Consider the following $(n+1) \times (n+1)$ matrix:
$$\begin{bmatrix} n & 1 & 0 & 0&\cdots &0& 0 & 0 & 0 \\ -n & n-2 & 2 &0& \cdots &0& 0 & 0 & 0 \\ 0 & 1-n & n-4 &3& \cdots &0& 0 & 0 & 0 \\ 0 & 0 & 2-n &n-6& \cdots &0& 0 & 0 & 0 \\ \vdots & \vdots & \vdots & \vdots & \ddots & \vdots & \vdots & \vdots & \vdots\\ 0 & 0 & 0 & 0 & \cdots & 6-n & n-2 & 0 & 0 \\ 0 & 0 & 0 & 0 & \cdots &-3& 4-n & n-1 & 0 \\ 0 & 0 & 0 & 0 & \cdots & 0 & -2 & 2-n & n \\ 0 & 0 & 0 & 0 & \cdots & 0 & 0 & -1 & -n \\\end{bmatrix}$$
Show the eigenvalue is $0$ with multiplicity $n+1$.
I have tried row reducing to no avail, it is doable for any particular instance but surely there is a simpler way to find the determinant with a more connected pattern across all integers $n$.
For clarity, the problem is equivalent to showing:
$\begin{bmatrix}x+ n & 1 & 0 & 0&\cdots &0& 0 & 0 & 0 \\ -n &x+ n-2 & 2 &0& \cdots &0& 0 & 0 & 0 \\ 0 & 1-n &x+ n-4 &3& \cdots &0& 0 & 0 & 0 \\ 0 & 0 & 2-n &x+n-6& \cdots &0& 0 & 0 & 0 \\ \vdots & \vdots & \vdots & \vdots & \ddots & \vdots & \vdots & \vdots & \vdots\\ 0 & 0 & 0 & 0 & \cdots &x+ 6-n & n-2 & 0 & 0 \\ 0 & 0 & 0 & 0 & \cdots &-3&x+ 4-n & n-1 & 0 \\ 0 & 0 & 0 & 0 & \cdots & 0 & -2 &x+ 2-n & n \\ 0 & 0 & 0 & 0 & \cdots & 0 & 0 & -1 &x -n \\\end{bmatrix} = x^{n+1}$
Add row 1 to row 2 and row 2 is [0, n-1, 2, 0, ...].

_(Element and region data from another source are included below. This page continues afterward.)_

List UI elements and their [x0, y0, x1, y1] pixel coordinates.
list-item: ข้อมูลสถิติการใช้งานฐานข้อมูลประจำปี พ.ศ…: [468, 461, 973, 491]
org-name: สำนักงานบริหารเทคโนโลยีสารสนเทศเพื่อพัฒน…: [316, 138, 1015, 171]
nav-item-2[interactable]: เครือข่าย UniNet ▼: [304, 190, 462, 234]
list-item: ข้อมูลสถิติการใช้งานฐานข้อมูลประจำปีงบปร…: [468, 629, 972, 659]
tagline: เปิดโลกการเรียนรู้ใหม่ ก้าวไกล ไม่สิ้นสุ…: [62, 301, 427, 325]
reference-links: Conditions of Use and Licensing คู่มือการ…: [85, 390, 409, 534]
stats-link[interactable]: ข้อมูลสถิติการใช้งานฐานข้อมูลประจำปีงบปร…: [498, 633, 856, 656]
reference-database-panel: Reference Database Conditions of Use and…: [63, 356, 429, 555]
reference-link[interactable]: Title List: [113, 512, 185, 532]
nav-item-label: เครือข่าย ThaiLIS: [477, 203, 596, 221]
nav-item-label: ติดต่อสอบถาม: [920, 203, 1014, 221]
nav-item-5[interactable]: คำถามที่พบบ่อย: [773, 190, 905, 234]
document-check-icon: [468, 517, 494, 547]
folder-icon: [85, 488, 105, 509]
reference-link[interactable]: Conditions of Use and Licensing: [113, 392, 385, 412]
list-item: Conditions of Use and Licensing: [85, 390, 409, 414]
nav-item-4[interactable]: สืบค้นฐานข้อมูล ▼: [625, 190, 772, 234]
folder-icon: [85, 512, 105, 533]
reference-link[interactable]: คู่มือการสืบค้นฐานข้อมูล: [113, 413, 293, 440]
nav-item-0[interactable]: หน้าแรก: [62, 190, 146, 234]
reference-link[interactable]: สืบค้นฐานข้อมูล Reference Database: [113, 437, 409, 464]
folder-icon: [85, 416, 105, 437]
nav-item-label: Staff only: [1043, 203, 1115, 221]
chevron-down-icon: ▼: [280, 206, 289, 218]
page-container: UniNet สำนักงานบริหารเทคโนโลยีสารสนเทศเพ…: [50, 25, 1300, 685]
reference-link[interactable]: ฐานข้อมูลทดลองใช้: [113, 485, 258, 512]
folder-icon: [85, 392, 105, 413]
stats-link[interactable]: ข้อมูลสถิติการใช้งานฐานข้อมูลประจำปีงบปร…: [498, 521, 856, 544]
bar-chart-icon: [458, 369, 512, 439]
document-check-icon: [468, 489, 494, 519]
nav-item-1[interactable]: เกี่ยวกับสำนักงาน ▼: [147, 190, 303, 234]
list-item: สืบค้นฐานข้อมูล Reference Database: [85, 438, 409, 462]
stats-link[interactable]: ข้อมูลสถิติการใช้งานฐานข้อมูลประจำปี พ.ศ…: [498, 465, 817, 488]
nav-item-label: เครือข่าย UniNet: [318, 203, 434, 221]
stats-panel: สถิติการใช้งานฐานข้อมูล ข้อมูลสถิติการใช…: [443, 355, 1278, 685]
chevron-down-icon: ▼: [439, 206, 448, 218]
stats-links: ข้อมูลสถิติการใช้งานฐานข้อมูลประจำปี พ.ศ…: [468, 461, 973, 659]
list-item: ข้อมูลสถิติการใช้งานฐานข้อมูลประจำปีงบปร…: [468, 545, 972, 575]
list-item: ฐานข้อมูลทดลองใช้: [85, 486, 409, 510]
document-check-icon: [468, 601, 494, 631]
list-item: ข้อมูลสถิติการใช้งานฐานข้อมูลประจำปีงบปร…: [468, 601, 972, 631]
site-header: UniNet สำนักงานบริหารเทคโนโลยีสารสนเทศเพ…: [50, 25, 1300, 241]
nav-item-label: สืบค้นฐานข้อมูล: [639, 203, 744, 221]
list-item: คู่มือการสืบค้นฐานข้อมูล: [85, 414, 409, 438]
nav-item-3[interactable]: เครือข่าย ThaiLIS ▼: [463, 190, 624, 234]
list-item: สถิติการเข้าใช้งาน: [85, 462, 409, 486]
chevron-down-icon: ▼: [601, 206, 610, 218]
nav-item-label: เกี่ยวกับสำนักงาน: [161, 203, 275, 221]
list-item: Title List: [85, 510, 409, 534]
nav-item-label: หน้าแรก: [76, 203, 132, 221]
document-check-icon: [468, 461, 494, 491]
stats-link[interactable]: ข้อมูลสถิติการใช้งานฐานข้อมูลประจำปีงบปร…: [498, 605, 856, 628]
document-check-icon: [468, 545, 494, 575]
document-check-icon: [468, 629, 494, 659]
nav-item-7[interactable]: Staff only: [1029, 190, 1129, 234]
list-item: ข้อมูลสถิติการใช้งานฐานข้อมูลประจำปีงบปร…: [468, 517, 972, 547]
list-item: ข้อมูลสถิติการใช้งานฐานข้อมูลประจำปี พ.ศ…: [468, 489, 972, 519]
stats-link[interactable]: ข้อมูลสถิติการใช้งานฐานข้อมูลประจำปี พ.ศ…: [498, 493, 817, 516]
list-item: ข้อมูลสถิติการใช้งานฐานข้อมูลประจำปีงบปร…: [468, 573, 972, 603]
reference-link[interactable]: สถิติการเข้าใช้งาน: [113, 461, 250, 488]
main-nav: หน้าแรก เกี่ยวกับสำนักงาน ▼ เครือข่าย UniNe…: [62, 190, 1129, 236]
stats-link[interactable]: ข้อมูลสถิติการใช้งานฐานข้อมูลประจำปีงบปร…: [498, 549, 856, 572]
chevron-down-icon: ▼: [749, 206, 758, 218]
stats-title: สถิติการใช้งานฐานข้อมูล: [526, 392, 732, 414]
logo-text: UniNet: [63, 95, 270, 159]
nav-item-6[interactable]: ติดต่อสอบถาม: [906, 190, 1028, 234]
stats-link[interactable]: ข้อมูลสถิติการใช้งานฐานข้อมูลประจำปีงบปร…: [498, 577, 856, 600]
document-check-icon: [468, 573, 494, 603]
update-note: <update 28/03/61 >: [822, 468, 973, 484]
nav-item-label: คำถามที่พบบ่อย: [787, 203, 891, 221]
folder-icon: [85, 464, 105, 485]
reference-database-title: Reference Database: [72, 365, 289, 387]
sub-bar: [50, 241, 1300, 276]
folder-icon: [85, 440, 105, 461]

Then add row 2 to row 3 and row 3 is [0, 0, n-2, 3, 0, ...].
Then add row 3 to row 4 and row 4 is [0, 0, 0, n-3, 4, 0, ...].
I think that, with a proper specification of each row, this can reduce the matrix to upper triangular with the main diagonal being [n, n-1, n-2, ...] and the diagonal above it being [1, 2, 3, ...], and the rest of the matrix being zero.
This might be enough to show what is wanted.